Figure 3. The characterization of the cardiomyocytes on the bio-inspired scaffold.

(a) Schematic illustration of the contraction behavior of the cultured cardiac muscle tissue on the bio-inspired scaffold. The cultured cardiac muscle tissue showed a pseudo-3D structure, which could be separated into four layers, the (i-1 and -2) upper, (ii) middle, and (iii) bottom, based on aligned and random cardiomyocyte morphology. (b) Confocal fluorescent images showed different morphology in the (i-1 and -2) upper, (ii) middle, and (iii) bottom of cardiomyocytes cultured on the bio-inspired scaffold for day 5. (c) Spontaneous beating rates of the cardiomyocytes on the bio-inspired scaffold from day 3 to day 9. (d) (i) Photograph of a free-standing bio-inspired soft robot cultured for 5 days at 0, 0.18, and 0.3 sec. The blue line represents the longitudinal axis displacement while the green line represents the transverse axis displacement. (ii) Particle Image Velocimetry measurement of the bio-inspired soft robot spontaneously moved within 0.3 sec. All arrows indicated direction and magnitude of the beating motion. (e) Displacement of the two major axes during stimulated contractions (2.0 Hz, 1 V/cm).
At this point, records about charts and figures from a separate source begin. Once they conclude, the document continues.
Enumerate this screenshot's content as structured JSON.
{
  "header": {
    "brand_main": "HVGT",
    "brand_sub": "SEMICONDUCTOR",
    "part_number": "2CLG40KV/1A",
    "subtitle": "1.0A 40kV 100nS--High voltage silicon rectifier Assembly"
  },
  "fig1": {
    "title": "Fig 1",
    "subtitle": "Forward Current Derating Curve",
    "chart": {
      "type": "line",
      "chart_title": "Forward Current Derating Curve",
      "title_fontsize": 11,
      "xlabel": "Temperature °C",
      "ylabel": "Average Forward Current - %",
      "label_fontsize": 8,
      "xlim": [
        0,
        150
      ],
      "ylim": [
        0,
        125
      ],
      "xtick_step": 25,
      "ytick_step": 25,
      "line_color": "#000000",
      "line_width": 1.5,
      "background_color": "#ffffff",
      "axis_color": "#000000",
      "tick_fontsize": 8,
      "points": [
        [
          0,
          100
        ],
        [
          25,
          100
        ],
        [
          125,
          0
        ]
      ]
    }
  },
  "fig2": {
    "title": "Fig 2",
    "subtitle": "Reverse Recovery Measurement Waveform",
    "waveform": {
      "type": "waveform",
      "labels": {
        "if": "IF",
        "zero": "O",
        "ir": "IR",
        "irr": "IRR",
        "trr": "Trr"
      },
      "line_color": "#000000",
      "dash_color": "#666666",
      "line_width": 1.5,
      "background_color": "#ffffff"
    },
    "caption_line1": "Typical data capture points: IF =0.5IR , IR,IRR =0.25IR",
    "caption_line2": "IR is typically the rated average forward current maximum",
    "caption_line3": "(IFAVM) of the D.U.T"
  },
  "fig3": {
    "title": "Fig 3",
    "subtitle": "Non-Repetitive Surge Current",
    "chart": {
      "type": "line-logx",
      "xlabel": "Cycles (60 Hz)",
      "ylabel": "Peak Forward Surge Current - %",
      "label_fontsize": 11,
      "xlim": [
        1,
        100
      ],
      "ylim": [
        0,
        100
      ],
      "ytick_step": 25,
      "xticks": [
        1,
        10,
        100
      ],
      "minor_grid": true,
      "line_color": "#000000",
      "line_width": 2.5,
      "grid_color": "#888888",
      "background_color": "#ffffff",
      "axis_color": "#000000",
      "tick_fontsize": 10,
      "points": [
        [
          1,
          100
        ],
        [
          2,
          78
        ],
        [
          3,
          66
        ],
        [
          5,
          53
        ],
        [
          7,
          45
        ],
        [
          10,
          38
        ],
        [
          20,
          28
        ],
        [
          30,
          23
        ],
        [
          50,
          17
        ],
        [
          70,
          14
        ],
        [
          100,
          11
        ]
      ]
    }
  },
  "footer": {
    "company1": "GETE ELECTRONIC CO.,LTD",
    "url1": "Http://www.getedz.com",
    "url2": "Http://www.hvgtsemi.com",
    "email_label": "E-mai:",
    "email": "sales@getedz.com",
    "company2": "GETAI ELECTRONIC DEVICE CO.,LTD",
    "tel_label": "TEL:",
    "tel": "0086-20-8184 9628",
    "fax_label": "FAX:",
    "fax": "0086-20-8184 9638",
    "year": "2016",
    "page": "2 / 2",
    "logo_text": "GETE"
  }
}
The blue line represents the longitudinal axis displacement (corresponding to the blue line in Figure 3d) while the green line (corresponding to the green line in figure 3d) represents the transverse axis displacement. The frame taken in correspondence to the lines marked with 1 and 2 are shown in Figure 3d. (f) Young’s modulus of the PEG hydrogel pattern, CNT-GelMA hydrogel pattern, and the CNT-GelMA hydrogel pattern fabricated on the Au microelectrode. (*p < 0.05) (g) Schematic of the mechanism of tail longitudinal displacement which induces the soft robot displacement along the vertical direction, mainly on the tail part, when the cells contract. (h) Beating response of the bio-inspired soft robot when stimulated with an AC external electrical field at 1V/cm and with various frequencies from 0.5 to 2.0 Hz.